Causal Consequence-Penalized Learning: Correcting the TD Target for Stochastic Delay and Action Attribution
中文标题: 因果后果惩罚学习:修正随机延迟与动作归因的TD目标
英文摘要
The paper identifies three fundamental flaws in constrained reinforcement learning: unknown stochastic consequence delay yields provably incorrect TD targets, the agent's causal effect is conflated with consequences already in the pipeline causing systematic over/under-penalization, and embedding the multiplier into a single Q-function renders Bellman targets non-stationary under multiplier updates. CCPL introduces a delay-corrected Bellman operator that learns the full delay distribution and computes an adaptive effective discount, with a novel contraction proof. It proves state-conditioned λ(s) strictly dominates any scalar λ, closing a prior theoretical gap, and replaces the cost estimate with the marginal causal contribution learned via an Interventional Consequence Net pretrained on environment structural causal model labels. CCPL maintains separate reward and constraint Q-functions, keeping targets stationary and combining them only at inference. Empirically, CCPL is the only agent among eight baselines to achieve both high reward (+4.84) and full constraint satisfaction (100%) across six environments including adversarial settings, and its core theorems are machine-verified at every training run.
中文摘要
该论文指出受限强化学习中的三个根本缺陷:未知的随机后果延迟导致TD目标错误,对因果效应与已有后果的混淆造成系统性过罚或欠罚,以及将乘子内嵌入单一Q函数导致贝尔曼目标在乘子更新时非平稳。CCPL提出延迟修正的贝尔曼算子,学习完整延迟分布并计算自适应有效折扣因子,首次给出了该情形下的收缩性证明。证明状态条件的λ(s)严格优于任何标量λ,弥补了现有理论的空白,并用干预后果网络(基于环境结构因果模型真实标签预训练)估计边际因果贡献来代替成本估计。CCPL分离奖励与约束Q函数,保持目标平稳且仅在推理时组合惩罚值。在6个环境(含对抗场景)和8个基线中,CCPL是唯一同时获得高奖励(+4.84)和完全约束满足(100%)的智能体,且核心定理在每次训练中均经机器验证。
关键要点
Identifies three flaws in constrained RL: unknown stochastic consequence delay making TD targets incorrect, conflation of causal effects with pipeline consequences, and non-stationary Bellman targets due to multiplier changes.

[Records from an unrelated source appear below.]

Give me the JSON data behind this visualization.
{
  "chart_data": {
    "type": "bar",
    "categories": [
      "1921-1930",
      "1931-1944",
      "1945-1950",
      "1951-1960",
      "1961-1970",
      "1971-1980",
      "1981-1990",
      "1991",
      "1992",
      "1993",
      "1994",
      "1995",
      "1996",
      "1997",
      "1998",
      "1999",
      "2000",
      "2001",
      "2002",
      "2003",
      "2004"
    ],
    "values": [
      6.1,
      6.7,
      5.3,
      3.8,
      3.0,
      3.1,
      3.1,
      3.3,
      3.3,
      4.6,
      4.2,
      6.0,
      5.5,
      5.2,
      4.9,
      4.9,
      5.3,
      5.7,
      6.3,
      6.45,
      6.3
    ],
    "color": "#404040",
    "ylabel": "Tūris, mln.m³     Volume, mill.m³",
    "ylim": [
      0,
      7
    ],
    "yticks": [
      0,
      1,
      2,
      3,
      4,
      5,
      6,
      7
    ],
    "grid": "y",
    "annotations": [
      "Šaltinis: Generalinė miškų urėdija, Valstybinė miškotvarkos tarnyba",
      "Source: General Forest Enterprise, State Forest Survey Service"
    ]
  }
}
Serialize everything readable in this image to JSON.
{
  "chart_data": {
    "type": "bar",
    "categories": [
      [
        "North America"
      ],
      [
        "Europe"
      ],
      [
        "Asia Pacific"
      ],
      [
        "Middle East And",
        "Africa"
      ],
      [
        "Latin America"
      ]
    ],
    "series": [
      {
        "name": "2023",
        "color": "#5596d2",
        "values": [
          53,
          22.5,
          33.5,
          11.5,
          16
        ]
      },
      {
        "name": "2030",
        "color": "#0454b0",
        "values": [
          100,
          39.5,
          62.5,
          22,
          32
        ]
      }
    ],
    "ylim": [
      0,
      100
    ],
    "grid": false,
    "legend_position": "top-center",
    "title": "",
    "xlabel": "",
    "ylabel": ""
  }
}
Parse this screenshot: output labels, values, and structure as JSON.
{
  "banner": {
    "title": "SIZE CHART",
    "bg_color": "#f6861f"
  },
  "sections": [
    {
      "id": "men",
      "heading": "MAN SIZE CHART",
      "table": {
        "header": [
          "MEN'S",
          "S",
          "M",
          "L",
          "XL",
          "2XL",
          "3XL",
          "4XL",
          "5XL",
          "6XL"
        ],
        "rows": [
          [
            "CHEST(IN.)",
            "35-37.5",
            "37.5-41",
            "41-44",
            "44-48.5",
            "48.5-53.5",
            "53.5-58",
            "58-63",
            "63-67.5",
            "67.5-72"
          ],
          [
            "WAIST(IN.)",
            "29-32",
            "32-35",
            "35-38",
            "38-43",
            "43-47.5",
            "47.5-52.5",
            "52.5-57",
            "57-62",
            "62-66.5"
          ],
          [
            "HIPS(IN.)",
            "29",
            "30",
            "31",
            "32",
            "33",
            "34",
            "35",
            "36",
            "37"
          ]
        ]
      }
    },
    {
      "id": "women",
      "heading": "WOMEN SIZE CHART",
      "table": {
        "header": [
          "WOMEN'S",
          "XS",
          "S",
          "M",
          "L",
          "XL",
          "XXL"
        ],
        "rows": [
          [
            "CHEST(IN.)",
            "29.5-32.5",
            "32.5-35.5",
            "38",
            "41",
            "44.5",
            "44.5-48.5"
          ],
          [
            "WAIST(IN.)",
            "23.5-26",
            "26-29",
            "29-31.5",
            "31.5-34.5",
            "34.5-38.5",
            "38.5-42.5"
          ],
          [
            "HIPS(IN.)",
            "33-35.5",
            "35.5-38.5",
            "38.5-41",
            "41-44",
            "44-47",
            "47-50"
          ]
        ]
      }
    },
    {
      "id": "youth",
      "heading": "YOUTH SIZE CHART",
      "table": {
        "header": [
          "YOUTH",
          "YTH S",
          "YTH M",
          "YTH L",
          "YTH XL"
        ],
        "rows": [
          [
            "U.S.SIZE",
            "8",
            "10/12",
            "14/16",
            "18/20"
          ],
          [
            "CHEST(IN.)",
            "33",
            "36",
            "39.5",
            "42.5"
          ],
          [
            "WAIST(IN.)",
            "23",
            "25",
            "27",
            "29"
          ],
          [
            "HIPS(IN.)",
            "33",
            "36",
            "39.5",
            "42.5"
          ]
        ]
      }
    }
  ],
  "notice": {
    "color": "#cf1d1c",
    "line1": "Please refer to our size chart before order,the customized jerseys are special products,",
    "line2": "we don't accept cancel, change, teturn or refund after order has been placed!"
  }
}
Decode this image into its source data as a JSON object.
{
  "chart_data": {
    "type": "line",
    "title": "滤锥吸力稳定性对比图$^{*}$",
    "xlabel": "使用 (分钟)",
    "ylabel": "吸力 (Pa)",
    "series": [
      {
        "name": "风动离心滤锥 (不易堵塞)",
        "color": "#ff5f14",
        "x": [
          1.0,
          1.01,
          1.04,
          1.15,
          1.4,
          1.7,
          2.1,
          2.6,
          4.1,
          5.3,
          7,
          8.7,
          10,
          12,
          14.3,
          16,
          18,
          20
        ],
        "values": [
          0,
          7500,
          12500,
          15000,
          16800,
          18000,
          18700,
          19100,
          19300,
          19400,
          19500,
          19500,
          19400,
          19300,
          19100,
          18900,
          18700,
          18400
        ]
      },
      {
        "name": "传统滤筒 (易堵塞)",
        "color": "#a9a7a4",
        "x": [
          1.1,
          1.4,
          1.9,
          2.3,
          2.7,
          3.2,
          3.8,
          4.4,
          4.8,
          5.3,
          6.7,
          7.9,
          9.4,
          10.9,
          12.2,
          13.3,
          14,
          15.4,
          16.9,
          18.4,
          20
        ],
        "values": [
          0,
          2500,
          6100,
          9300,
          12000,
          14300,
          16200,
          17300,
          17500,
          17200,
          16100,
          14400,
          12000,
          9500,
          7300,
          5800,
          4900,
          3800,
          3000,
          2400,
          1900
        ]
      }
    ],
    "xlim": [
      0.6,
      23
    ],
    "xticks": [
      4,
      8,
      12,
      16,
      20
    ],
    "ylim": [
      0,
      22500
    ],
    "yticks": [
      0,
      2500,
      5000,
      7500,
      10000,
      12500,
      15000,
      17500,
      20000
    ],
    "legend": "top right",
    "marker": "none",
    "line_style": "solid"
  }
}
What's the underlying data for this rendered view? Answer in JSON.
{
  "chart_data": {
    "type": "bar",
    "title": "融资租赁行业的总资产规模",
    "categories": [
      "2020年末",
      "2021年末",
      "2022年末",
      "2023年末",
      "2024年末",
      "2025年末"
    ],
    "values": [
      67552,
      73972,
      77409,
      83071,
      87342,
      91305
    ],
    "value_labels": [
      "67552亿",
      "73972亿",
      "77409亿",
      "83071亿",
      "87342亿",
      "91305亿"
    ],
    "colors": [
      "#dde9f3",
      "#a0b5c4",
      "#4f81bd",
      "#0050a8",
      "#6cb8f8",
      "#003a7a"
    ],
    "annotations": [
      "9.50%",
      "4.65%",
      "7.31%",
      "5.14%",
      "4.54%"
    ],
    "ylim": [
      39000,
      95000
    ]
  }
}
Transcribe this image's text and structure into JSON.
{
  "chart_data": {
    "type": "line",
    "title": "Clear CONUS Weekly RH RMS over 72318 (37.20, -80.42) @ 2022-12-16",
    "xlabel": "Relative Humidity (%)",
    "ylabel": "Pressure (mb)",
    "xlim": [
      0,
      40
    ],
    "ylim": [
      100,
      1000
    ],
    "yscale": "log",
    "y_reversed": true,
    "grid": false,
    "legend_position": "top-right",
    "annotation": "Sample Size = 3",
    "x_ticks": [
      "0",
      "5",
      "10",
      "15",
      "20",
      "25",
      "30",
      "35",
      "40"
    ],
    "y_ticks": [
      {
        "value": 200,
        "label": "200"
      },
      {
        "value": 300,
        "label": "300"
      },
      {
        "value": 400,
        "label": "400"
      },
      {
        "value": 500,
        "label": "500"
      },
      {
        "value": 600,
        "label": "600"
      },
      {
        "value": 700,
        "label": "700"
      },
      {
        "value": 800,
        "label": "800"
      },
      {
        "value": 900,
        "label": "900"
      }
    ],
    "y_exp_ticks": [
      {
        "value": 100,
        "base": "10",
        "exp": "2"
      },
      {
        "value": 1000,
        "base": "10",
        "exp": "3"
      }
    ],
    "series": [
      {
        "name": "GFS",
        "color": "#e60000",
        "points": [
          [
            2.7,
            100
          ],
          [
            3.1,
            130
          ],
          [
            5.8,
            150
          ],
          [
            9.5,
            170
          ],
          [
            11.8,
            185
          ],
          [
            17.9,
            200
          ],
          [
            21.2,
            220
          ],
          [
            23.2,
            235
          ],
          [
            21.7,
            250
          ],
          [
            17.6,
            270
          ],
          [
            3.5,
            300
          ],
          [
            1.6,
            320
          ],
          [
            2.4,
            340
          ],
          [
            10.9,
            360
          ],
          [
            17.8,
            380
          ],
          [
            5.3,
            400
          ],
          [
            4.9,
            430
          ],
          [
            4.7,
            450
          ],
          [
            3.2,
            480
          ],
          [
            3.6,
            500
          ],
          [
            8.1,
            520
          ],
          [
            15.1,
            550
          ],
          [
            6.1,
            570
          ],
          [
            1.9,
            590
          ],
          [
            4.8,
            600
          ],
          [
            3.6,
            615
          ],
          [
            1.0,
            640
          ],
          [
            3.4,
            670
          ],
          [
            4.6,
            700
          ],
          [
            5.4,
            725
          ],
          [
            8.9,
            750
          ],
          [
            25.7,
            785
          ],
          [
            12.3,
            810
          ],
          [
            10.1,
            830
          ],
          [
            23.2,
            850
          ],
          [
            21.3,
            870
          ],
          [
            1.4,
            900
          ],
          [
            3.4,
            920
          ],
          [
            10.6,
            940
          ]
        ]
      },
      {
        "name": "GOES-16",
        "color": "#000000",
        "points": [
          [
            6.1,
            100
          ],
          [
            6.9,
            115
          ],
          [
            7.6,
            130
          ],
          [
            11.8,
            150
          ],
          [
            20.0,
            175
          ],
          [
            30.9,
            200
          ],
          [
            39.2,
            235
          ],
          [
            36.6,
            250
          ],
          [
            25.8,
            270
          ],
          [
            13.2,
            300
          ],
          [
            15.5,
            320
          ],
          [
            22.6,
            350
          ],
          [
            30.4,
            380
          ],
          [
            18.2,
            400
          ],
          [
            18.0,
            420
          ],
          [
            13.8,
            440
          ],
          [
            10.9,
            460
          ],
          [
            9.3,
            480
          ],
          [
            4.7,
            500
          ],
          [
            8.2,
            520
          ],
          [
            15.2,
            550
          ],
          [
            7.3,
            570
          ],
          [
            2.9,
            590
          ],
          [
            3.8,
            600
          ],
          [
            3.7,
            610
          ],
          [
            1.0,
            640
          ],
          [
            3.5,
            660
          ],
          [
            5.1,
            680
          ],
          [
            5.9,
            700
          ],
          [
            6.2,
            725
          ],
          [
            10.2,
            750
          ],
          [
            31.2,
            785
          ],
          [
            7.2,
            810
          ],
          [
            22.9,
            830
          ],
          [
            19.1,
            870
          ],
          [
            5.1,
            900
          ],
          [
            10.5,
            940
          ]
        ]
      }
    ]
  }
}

指出受限强化学习中的三大缺陷:未知的随机后果延迟导致TD目标错误,将因果效应与先前动作的后果混淆,以及乘子更新导致贝尔曼目标非平稳。
Proposes a delay-corrected Bellman operator that learns full delay distribution and computes an adaptive effective discount; proves it is a contraction with constant γ_eff ≤ γ < 1.
提出延迟修正的贝尔曼算子,学习完整延迟分布并计算自适应有效折扣因子;证明了其收缩性质(收缩因子 γ_eff ≤ γ < 1)。
Proves that state-conditioned λ(s) strictly dominates any scalar λ, closing a gap in Lagrangian constrained RL.
证明状态条件的 λ(s) 严格优于任何标量 λ,弥补了拉格朗日受限RL中的理论缺口。
Replaces cost estimate with marginal causal contribution ΔC(s,a,h) estimated via an Interventional Consequence Net pretrained on ground-truth structural causal model labels.
用边际因果贡献 ΔC(s,a,h) 替代成本估计,通过基于环境结构因果模型真实标签预训练的干预后果网络来估计。
Keeps reward and constraint Q-functions separate, maintaining stationary Bellman targets; penalized value computed only at inference, never baked into TD targets.
分离奖励和约束Q函数,保持贝尔曼目标平稳;惩罚值仅在推理时计算,不嵌入TD目标。
Empirically, CCPL is the only agent among eight baselines achieving both high reward (+4.84) and full constraint satisfaction (100%) across six environments including adversarial settings; theorems are machine-verified each run.
在6个环境(含对抗场景)中,CCPL是唯一在8个基线中同时实现高奖励(+4.84)和完全约束满足(100%)的智能体;定理每次运行均经机器验证。